Egg case treatment _1
Egg case before treatment
Egg case treatment _2
Egg case after treatment

Before many Historic New England properties open to the public each June, our collection services team visits to make sure that the collections on display are in the best possible shape. At Castle Tucker in Wiscasset, Maine, we recently examined every room, uninstalled damaged wallpaper panels for conservation, and quickly and effectively treated one of the site's more unique objects: a display case full of birds’ eggs.

Richard Tucker III (1859-1952) collected this assortment of eggs in the late nineteenth century. Two glass-topped boxes, one rectangular and one diamond-shaped, are set into a table. Each box is filled with a variety of colorful eggshells resting in a bed of cotton.

Eggs naturally contain proteinaceous material, an attractive meal for household pests. Even when drained, some residue or some of the shell lining often remains. Carpet beetle larvae are especially voracious consumers, and we were dismayed to find that the cotton bedding in both egg cases was full of the remains of these pests.

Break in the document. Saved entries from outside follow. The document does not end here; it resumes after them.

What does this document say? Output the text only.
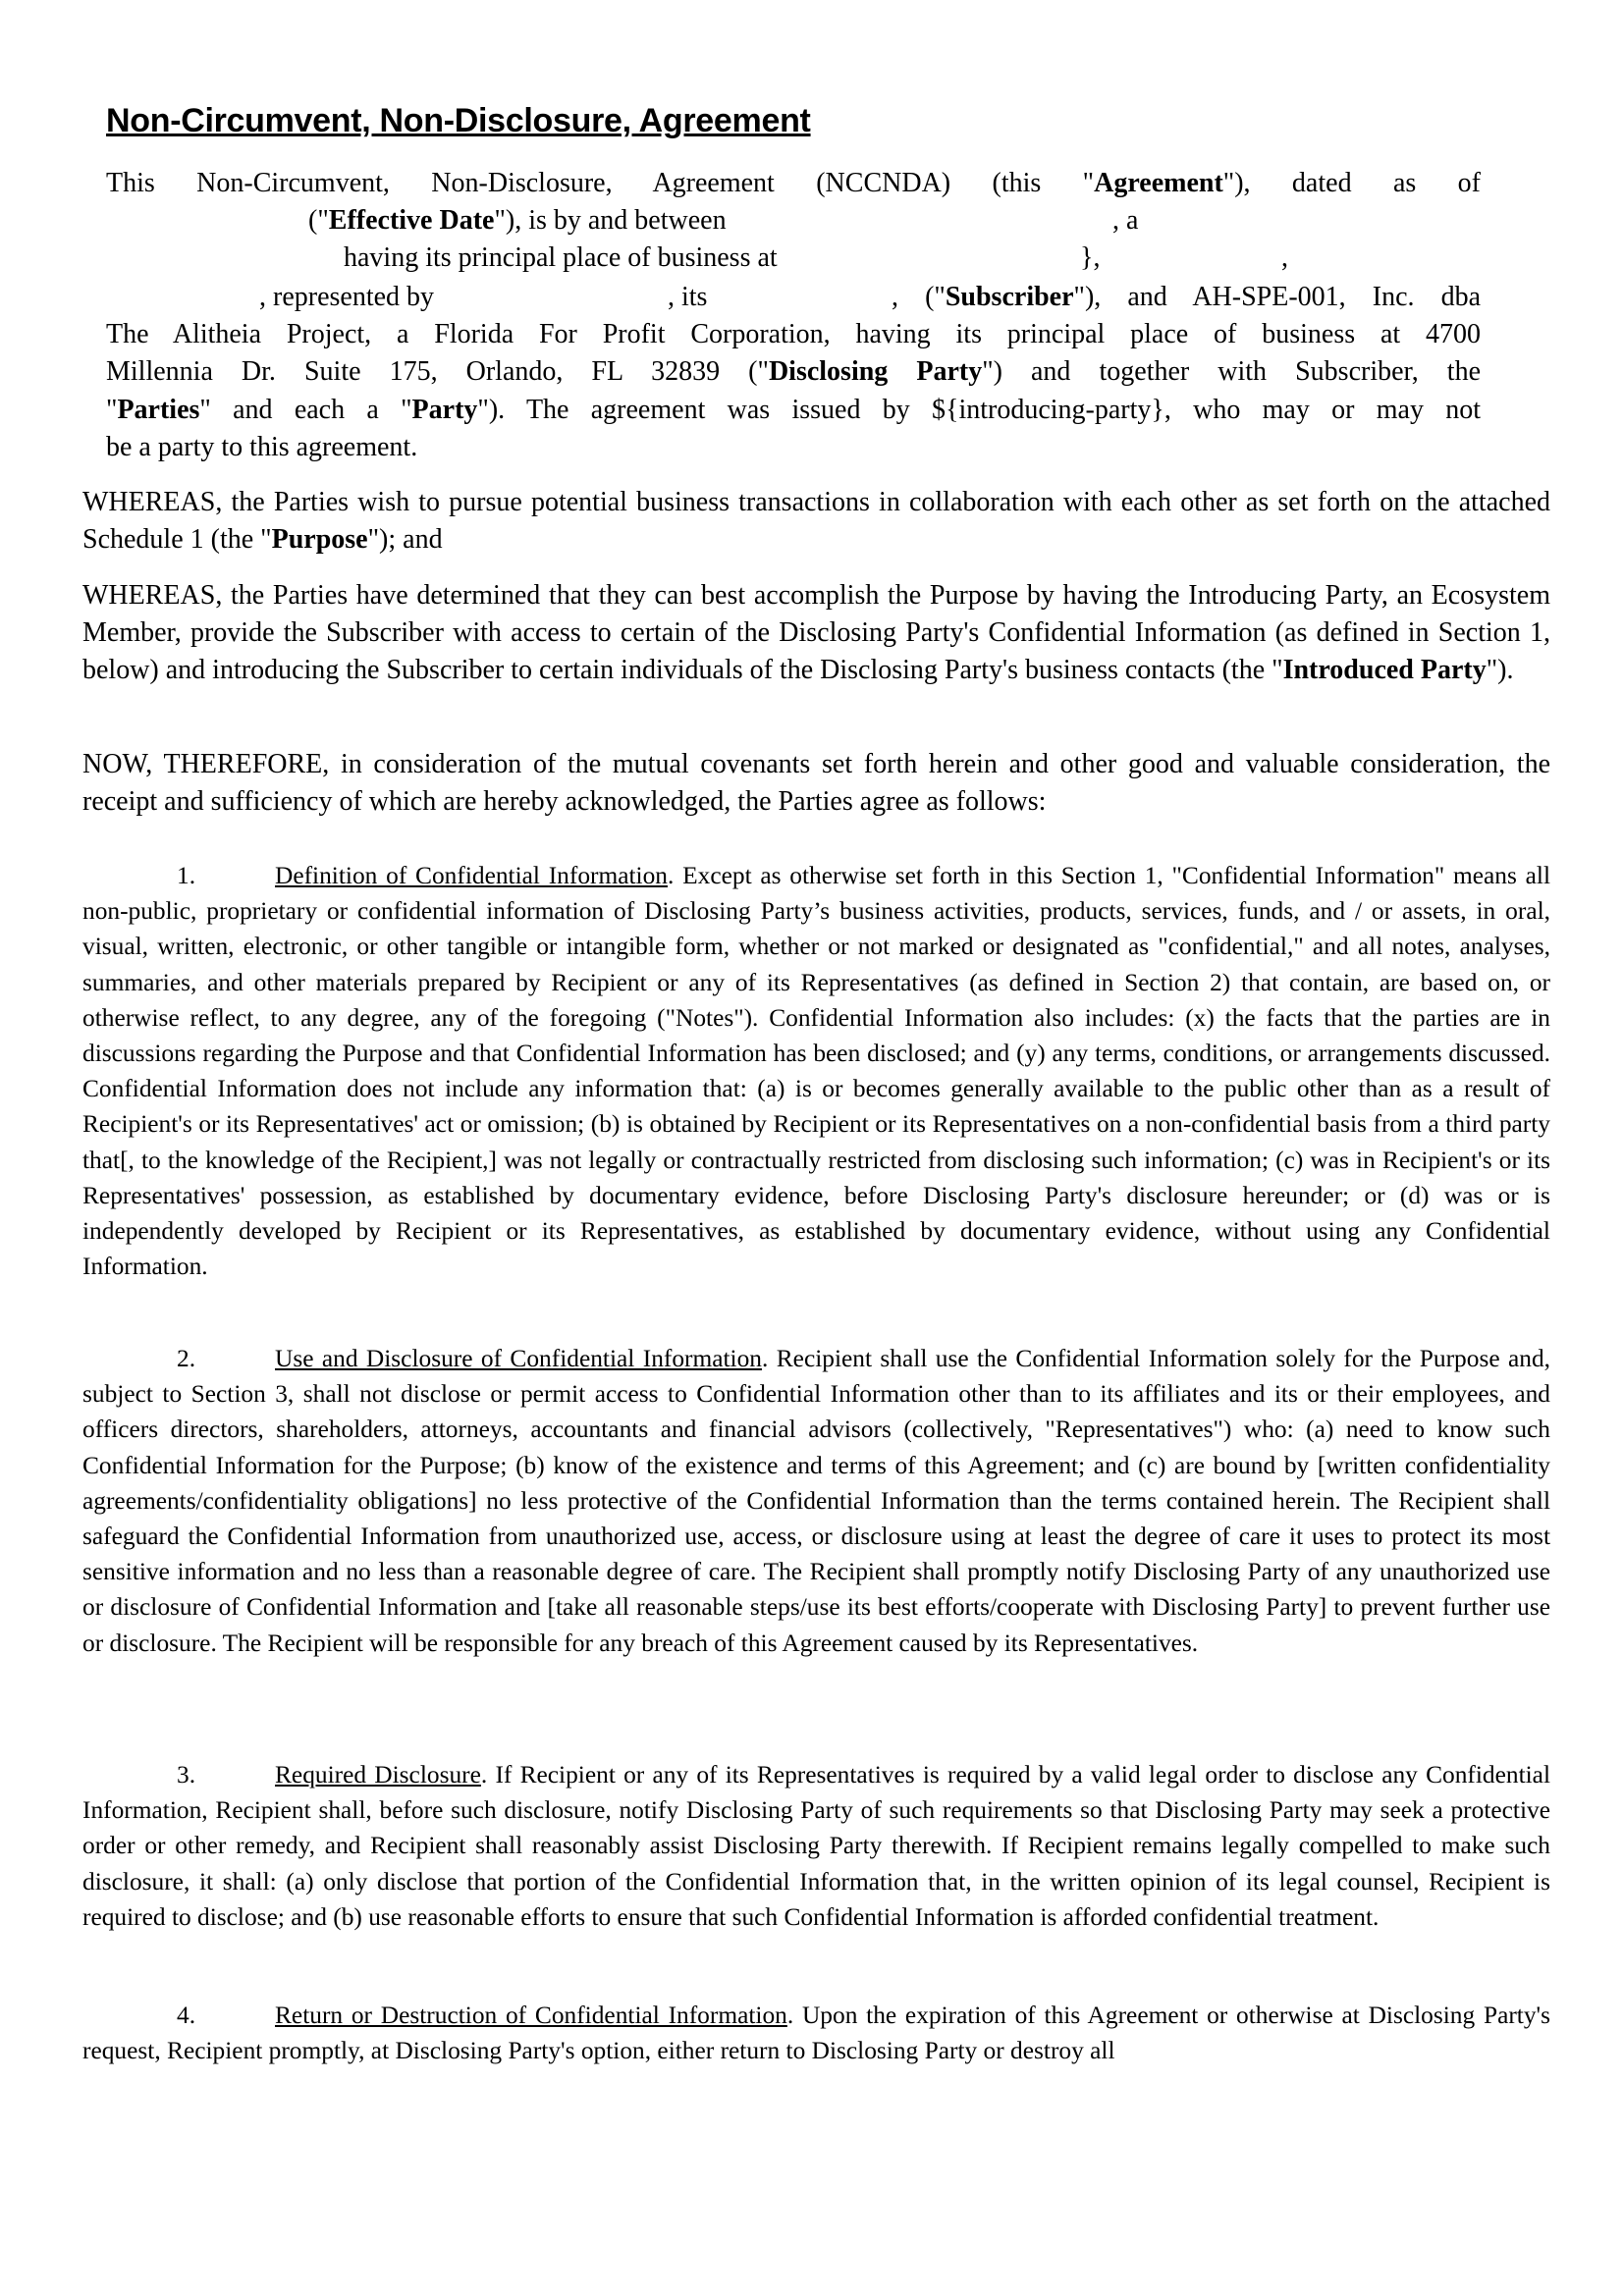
Non-Circumvent, Non-Disclosure, Agreement
This Non-Circumvent, Non-Disclosure, Agreement (NCCNDA) (this "Agreement"), dated as of
("Effective Date"), is by and between	, a
having its principal place of business at	},	,
, represented by	, its	, ("Subscriber"), and AH-SPE-001, Inc. dba
The Alitheia Project, a Florida For Profit Corporation, having its principal place of business at 4700
Millennia Dr. Suite 175, Orlando, FL 32839 ("Disclosing Party") and together with Subscriber, the
"Parties" and each a "Party"). The agreement was issued by ${introducing-party}, who may or may not
be a party to this agreement.

WHEREAS, the Parties wish to pursue potential business transactions in collaboration with each other as set forth on the attached Schedule 1 (the "Purpose"); and

WHEREAS, the Parties have determined that they can best accomplish the Purpose by having the Introducing Party, an Ecosystem Member, provide the Subscriber with access to certain of the Disclosing Party's Confidential Information (as defined in Section 1, below) and introducing the Subscriber to certain individuals of the Disclosing Party's business contacts (the "Introduced Party").

NOW, THEREFORE, in consideration of the mutual covenants set forth herein and other good and valuable consideration, the receipt and sufficiency of which are hereby acknowledged, the Parties agree as follows:

1.	Definition of Confidential Information. Except as otherwise set forth in this Section 1, "Confidential Information" means all non-public, proprietary or confidential information of Disclosing Party’s business activities, products, services, funds, and / or assets, in oral, visual, written, electronic, or other tangible or intangible form, whether or not marked or designated as "confidential," and all notes, analyses, summaries, and other materials prepared by Recipient or any of its Representatives (as defined in Section 2) that contain, are based on, or otherwise reflect, to any degree, any of the foregoing ("Notes"). Confidential Information also includes: (x) the facts that the parties are in discussions regarding the Purpose and that Confidential Information has been disclosed; and (y) any terms, conditions, or arrangements discussed. Confidential Information does not include any information that: (a) is or becomes generally available to the public other than as a result of Recipient's or its Representatives' act or omission; (b) is obtained by Recipient or its Representatives on a non-confidential basis from a third party that[, to the knowledge of the Recipient,] was not legally or contractually restricted from disclosing such information; (c) was in Recipient's or its Representatives' possession, as established by documentary evidence, before Disclosing Party's disclosure hereunder; or (d) was or is independently developed by Recipient or its Representatives, as established by documentary evidence, without using any Confidential Information.

2.	Use and Disclosure of Confidential Information. Recipient shall use the Confidential Information solely for the Purpose and, subject to Section 3, shall not disclose or permit access to Confidential Information other than to its affiliates and its or their employees, and officers directors, shareholders, attorneys, accountants and financial advisors (collectively, "Representatives") who: (a) need to know such Confidential Information for the Purpose; (b) know of the existence and terms of this Agreement; and (c) are bound by [written confidentiality agreements/confidentiality obligations] no less protective of the Confidential Information than the terms contained herein. The Recipient shall safeguard the Confidential Information from unauthorized use, access, or disclosure using at least the degree of care it uses to protect its most sensitive information and no less than a reasonable degree of care. The Recipient shall promptly notify Disclosing Party of any unauthorized use or disclosure of Confidential Information and [take all reasonable steps/use its best efforts/cooperate with Disclosing Party] to prevent further use or disclosure. The Recipient will be responsible for any breach of this Agreement caused by its Representatives.

3.	Required Disclosure. If Recipient or any of its Representatives is required by a valid legal order to disclose any Confidential Information, Recipient shall, before such disclosure, notify Disclosing Party of such requirements so that Disclosing Party may seek a protective order or other remedy, and Recipient shall reasonably assist Disclosing Party therewith. If Recipient remains legally compelled to make such disclosure, it shall: (a) only disclose that portion of the Confidential Information that, in the written opinion of its legal counsel, Recipient is required to disclose; and (b) use reasonable efforts to ensure that such Confidential Information is afforded confidential treatment.

4.	Return or Destruction of Confidential Information. Upon the expiration of this Agreement or otherwise at Disclosing Party's request, Recipient promptly, at Disclosing Party's option, either return to Disclosing Party or destroy all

Our conservators made a quick run to a nearby store to find cotton batting and replaced the infested pieces in the case. Every egg in the case had to be removed and placed in a safe area so that we could access and discard the dirty cotton.

Photographs of the installation taken before treatment helped us replace  the eggs in their original configuration once the new cotton was in place. The display looks much cleaner now. Find it in the billiard room when you visit Castle Tucker.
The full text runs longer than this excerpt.